Conventionally, various types of moving bodies for carrying people or things have been distributed. Moreover, a moving body of an autonomous traveling type has been proposed as a moving body, and thereby is able to be used not only for transportation but also for monitoring (guard) of surroundings. Then, regardless of being used for transportation or being used for monitoring, and regardless of being the autonomous traveling type or not, some moving bodies have an object recognition unit mounted thereon. The object recognition unit is provided for avoiding collision with another moving body or an obstacle, and examples thereof include an active sensor for sensing an obstacle or one that recognizes an obstacle from a captured image by using a camera that photographs surroundings in a front side or the like. Examples of the active sensor include a radio wave radar and a laser range finder which utilize a reflected wave.
Patent Literature 1 discloses a contact avoidance support apparatus of a vehicle, which supports contact avoidance with an obstacle by, when a front-side obstacle sensor senses a distance of an obstacle in front of a vehicle, calculating a target speed of the vehicle in accordance with the distance to the obstacle and controlling a braking force on the basis of the target speed. Note that, in the apparatus, the calculated target speed is corrected in accordance with any of a steering angle and a steering angle speed of a steering wheel and accelerator opening by an operation of a driver.
Description will be given for setting of a target speed of an obstacle sensing vehicle with use of a technique according to Patent Literature 1 by taking a laser range finder as an example of the front-side obstacle sensor with reference to FIG. 1A to FIG. 2B. A laser range finder F illustrated in FIG. 1A emits laser light from a light emission surface Fa thereof, and, in a case of assuming a flat plane that is distant by a predetermined distance, scans it at a scanning pitch H in a horizontal direction and at a scanning pitch V in a vertical direction, receives a reflected wave at each scanning point, and measures a distance d by a reception timing thereof. In this manner, the laser range finder F is able to recognize an object (and measure a distance) within the distance d, in which detection is possible, as to each of measurement points prescribed by the scanning pitches H and V.
FIG. 1B illustrates a top view of the laser range finder F of FIG. 1A. In a case where there is an obstacle D, the obstacle D is able to be recognized at a position of a distance d1, as exemplified in FIG. 1C in which a viewpoint is similar to that of FIG. 1B. Moreover, it is possible to recognize a shape and a depth of the obstacle D by distribution of the distance d1. When description is given with a viewpoint facing a front side from the light emission surface Fa, the obstacle D is to be recognized at a position exemplified in FIG. 1D. Note that, in FIG. 1D, an example in which the obstacle D has a stick shape is cited for simplification.
By using such a laser range finder F (one that has measurement points each 16 points of which are arrayed in the horizontal direction and each 10 points of which are arrayed in the vertical direction as illustrated in FIG. 1D), an obstacle is recognized, and a target speed is set in accordance with the recognized obstacle (part surrounded by a rectangular) D.
Description will be given specifically with reference to FIG. 2A. A case where an obstacle (object) is to go across from the right to the left in a front side of the laser range finder F is cited here as an example.
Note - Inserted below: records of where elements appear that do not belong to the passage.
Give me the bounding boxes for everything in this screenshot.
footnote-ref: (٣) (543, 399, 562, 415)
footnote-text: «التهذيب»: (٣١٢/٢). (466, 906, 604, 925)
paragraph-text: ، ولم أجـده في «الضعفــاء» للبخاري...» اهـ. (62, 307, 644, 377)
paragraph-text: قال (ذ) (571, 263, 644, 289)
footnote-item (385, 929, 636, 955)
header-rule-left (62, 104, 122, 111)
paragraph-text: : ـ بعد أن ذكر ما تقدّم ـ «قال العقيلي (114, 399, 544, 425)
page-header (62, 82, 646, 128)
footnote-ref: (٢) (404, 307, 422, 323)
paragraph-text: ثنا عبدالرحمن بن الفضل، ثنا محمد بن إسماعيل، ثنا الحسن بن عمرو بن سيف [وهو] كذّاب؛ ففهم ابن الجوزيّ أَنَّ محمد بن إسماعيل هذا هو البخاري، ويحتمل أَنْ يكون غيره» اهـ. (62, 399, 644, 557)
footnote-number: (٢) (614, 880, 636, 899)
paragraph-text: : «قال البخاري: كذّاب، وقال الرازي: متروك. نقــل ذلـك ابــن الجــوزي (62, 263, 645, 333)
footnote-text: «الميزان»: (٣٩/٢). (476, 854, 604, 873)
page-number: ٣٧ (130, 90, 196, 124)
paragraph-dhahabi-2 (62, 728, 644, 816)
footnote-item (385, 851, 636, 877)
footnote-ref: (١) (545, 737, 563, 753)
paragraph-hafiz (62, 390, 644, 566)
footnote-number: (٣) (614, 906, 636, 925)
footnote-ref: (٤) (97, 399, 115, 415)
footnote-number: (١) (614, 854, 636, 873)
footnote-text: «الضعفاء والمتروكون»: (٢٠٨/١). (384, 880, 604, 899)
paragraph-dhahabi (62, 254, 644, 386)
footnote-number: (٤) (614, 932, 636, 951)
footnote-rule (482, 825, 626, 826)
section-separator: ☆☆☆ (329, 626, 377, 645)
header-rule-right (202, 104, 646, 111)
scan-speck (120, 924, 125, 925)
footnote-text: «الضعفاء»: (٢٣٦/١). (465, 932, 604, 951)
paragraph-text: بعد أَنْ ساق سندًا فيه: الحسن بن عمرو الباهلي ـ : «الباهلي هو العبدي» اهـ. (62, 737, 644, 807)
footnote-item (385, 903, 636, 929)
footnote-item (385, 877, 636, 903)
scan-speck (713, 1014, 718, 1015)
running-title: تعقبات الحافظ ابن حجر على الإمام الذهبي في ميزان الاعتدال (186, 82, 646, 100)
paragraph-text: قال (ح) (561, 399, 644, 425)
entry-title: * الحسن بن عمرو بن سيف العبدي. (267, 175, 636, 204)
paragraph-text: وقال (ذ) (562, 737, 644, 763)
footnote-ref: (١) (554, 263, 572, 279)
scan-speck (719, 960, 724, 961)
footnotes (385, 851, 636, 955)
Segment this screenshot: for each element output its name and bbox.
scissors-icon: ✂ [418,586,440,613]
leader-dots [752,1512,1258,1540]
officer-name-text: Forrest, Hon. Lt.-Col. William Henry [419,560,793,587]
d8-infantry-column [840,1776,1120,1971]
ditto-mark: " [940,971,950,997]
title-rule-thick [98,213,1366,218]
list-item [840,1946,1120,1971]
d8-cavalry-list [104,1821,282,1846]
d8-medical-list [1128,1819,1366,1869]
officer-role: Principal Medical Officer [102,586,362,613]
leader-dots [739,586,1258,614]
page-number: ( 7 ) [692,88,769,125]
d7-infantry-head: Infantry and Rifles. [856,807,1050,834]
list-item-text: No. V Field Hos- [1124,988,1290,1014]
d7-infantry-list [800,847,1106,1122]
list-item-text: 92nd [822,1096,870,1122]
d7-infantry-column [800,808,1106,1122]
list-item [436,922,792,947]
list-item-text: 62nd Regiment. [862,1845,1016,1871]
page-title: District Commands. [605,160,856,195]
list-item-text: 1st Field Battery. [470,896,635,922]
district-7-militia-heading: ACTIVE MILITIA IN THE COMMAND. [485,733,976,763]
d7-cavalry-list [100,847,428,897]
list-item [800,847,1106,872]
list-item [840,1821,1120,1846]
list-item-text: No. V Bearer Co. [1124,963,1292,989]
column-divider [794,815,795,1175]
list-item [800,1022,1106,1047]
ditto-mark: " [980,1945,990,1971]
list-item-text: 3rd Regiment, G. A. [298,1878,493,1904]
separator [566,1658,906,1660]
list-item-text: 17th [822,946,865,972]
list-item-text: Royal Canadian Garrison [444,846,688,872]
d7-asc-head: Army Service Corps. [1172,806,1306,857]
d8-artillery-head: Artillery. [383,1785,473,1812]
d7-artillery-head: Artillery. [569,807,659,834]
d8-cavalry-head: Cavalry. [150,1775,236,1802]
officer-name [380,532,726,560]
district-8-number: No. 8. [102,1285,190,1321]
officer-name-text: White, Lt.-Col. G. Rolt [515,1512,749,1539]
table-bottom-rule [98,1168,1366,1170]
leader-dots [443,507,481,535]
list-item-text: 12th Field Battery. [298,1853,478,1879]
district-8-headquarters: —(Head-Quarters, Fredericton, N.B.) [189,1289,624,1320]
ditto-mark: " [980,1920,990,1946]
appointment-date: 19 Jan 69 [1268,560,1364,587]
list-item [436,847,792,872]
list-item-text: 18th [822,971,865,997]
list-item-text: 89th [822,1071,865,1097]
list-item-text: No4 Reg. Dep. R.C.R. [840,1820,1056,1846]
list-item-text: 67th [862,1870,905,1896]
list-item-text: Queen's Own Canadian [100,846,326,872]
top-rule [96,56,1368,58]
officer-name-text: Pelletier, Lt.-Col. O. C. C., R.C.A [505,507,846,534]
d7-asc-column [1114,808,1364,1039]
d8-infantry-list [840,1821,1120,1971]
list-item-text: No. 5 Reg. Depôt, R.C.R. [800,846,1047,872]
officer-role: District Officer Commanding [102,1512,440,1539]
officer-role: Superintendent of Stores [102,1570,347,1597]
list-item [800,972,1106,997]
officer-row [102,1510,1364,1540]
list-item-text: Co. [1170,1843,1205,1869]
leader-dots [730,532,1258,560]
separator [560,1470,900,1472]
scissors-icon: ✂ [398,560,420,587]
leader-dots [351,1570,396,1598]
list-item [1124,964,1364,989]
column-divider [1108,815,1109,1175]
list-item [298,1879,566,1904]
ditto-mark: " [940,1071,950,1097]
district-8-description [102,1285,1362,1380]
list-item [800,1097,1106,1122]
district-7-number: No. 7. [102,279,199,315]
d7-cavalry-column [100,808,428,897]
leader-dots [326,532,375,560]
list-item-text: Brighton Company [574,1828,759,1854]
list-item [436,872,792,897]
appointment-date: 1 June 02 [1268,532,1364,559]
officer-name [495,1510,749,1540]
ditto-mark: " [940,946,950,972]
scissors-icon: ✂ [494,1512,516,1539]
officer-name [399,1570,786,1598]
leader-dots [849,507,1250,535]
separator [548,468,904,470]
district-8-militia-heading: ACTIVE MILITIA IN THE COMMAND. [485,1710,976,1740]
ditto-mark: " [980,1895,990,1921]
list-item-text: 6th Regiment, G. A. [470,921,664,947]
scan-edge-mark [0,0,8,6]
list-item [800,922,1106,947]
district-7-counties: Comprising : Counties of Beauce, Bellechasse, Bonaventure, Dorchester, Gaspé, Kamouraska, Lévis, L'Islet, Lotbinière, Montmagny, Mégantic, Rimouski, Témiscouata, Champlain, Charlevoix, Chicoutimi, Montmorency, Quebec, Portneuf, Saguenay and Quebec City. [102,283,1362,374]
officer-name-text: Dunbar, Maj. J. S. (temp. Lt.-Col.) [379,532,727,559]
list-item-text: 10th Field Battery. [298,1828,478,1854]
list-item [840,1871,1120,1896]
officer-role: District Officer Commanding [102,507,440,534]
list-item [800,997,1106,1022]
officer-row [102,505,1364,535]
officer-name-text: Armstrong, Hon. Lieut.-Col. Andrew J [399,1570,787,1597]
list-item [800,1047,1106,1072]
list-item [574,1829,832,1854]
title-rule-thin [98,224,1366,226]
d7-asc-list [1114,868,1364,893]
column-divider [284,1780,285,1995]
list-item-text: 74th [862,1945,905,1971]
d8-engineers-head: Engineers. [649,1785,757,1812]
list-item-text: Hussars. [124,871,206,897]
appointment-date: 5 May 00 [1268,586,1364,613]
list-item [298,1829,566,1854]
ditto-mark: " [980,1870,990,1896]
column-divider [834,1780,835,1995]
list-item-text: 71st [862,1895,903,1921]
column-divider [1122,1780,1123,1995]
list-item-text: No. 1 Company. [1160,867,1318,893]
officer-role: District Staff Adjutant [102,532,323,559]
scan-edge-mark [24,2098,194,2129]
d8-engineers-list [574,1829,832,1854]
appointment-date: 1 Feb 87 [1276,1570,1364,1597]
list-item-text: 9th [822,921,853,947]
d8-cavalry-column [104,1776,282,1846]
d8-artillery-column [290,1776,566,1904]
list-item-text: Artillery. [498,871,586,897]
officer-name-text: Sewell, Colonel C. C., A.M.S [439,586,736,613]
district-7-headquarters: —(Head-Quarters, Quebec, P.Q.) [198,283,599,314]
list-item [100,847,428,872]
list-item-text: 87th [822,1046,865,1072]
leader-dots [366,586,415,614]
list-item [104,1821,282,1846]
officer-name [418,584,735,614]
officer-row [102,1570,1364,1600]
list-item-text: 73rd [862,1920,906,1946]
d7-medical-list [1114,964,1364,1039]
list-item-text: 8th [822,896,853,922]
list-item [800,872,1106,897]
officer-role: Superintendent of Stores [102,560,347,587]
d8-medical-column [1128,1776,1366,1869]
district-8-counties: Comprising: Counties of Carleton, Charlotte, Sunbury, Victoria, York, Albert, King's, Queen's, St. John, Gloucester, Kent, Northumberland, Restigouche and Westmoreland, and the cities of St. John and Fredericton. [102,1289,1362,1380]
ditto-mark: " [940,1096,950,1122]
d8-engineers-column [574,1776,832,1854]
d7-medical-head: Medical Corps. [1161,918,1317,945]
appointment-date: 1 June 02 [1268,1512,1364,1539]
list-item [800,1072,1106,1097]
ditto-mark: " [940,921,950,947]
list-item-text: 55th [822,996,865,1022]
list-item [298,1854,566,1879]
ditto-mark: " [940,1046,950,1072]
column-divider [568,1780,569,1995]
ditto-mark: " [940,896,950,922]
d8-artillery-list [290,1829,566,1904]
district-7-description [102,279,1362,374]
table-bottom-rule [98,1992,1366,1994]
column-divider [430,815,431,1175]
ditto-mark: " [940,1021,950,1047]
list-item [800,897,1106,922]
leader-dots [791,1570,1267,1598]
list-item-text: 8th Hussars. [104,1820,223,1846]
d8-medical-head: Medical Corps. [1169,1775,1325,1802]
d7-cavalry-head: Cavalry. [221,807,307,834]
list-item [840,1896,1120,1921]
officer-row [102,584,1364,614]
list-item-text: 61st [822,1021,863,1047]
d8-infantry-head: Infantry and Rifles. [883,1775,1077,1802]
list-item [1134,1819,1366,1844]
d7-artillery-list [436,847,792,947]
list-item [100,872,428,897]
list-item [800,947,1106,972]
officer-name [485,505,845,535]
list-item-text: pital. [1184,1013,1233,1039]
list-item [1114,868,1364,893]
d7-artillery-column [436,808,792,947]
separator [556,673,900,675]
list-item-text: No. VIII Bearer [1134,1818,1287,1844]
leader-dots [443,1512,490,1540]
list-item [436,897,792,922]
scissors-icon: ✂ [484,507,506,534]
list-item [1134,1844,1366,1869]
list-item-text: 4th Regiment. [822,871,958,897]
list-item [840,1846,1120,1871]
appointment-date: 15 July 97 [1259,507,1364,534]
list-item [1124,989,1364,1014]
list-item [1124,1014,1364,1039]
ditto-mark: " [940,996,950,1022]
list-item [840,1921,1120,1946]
In this case, as time elapses as time 0, 1, 2, 3, and 4, the number of measurement points at each of which the laser range finder F measures a distance to be short changes to 0, 7, 14, 7, and 14, respectively. It is set that the time 0 is time when determination is made as being risky while a moving body that mounts the laser range finder F thereon is traveling at high speed. When a threshold of the determination is set to be 10 here, determination is made as being risky in a case where the number of measurement points at each of which a distance is shorter than a predetermined distance is 10 or more, and when determination is made as being risky, the target speed is set to be a value of a low speed, and when determination is made as being safe, the target speed is set to be a value of a high speed. Thereby, a speed of the moving body changes as illustrated in FIG. 2B.